Professor Neville Morley to give his inaugural lecture on 'Thucydides and the Politics of Truth

Post-truth. Populism. Democracy in crisis. Increasingly polarised rhetoric. These contemporary symptoms of a society in crisis were prefigured in the work of the fifth-century BCE Greek writer Thucydides - with the promise that anyone reading his account would gain a true understanding not only of past events but of the present and future.

 

Professor Morley comments, "Thucydides has been seen as a figure of authority for at least five hundred years. He's been proclaimed as the inventor of modern critical history, and of modern international relations theory; he's quoted in discussions of US-China relations, the Brexit negotiations, and the rise of populist politics.
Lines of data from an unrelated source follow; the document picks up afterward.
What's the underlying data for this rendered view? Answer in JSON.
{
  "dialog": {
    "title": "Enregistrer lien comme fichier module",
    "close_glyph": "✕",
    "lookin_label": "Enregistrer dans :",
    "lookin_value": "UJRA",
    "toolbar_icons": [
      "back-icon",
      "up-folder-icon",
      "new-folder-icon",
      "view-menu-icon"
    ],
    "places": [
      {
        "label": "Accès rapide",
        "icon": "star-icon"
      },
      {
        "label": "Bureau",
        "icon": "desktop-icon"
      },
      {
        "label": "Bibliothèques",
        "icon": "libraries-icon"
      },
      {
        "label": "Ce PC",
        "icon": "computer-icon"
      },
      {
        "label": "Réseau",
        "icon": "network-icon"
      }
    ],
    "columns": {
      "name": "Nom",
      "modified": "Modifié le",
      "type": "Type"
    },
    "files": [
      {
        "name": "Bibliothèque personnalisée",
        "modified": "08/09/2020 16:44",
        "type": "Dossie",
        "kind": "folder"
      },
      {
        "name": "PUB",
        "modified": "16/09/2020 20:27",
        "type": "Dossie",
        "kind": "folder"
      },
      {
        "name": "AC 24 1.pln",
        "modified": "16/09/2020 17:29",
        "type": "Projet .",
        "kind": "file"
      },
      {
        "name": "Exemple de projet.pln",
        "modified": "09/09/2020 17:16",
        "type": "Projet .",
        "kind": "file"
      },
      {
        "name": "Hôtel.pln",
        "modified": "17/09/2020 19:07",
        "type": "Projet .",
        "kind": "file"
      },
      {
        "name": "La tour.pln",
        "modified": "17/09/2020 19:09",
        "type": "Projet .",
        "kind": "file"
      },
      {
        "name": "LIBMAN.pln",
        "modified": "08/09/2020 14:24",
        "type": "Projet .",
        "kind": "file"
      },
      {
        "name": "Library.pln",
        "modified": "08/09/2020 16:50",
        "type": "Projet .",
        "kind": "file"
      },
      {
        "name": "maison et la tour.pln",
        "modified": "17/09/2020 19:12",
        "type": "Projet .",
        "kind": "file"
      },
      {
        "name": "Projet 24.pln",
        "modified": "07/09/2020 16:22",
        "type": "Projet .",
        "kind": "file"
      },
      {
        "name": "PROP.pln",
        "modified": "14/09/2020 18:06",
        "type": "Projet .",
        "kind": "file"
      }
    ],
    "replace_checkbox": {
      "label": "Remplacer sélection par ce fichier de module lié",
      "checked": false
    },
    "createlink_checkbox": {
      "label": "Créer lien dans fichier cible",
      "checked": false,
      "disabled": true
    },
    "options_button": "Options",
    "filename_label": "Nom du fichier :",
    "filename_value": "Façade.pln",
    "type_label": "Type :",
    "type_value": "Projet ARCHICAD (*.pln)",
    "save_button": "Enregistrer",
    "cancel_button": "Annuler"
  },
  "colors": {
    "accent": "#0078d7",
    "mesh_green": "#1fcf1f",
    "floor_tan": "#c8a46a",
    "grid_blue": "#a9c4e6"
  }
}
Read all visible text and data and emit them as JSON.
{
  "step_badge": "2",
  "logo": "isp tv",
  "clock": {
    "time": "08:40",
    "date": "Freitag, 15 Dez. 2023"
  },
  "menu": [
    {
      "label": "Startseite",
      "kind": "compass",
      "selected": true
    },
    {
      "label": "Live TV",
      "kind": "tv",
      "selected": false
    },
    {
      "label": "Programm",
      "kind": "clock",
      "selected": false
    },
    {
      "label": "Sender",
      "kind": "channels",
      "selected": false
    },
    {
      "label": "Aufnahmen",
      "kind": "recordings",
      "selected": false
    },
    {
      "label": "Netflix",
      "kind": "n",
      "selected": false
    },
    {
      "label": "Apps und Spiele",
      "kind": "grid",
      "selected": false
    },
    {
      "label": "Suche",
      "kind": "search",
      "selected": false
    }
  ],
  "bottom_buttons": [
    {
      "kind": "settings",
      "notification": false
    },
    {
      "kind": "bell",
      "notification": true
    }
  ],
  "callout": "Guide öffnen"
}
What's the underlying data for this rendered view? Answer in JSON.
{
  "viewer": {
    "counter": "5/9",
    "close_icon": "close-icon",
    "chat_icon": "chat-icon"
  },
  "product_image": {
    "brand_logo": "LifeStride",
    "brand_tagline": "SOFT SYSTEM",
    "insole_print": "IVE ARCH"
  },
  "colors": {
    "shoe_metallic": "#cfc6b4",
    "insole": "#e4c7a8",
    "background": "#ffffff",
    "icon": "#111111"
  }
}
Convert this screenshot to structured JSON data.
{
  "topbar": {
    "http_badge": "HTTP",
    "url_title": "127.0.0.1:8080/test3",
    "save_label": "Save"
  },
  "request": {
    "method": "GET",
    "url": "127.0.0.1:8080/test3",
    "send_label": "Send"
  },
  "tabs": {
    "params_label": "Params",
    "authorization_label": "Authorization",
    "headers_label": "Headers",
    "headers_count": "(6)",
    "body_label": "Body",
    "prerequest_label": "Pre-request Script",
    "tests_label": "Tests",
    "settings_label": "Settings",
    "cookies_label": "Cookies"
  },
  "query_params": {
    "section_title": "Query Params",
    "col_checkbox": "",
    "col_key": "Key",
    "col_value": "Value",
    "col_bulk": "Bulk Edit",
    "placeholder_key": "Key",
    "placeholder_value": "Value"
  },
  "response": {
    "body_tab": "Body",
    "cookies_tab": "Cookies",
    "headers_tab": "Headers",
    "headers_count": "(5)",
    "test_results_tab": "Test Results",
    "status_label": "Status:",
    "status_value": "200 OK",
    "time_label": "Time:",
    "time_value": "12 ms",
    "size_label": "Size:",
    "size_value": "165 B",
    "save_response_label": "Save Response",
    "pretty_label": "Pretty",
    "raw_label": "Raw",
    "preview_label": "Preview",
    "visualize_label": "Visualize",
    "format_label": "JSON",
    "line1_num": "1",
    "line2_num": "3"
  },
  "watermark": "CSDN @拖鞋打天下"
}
But most of these readings simplify his ideas and reduce them to trite maxims; I see him as offering us an education in making sense of a complex world where 'truth' is itself in dispute."

Professor Morley's wide-ranging research interests include ancient economic and social history, historical theory and the influence of classical antiquity on modern social science. His constant concern is with the meaning of the past for the present, which he explores not only in academic publications but in his blog and other popular writing, and in developing new forms of interaction with the ideas of Thucydides.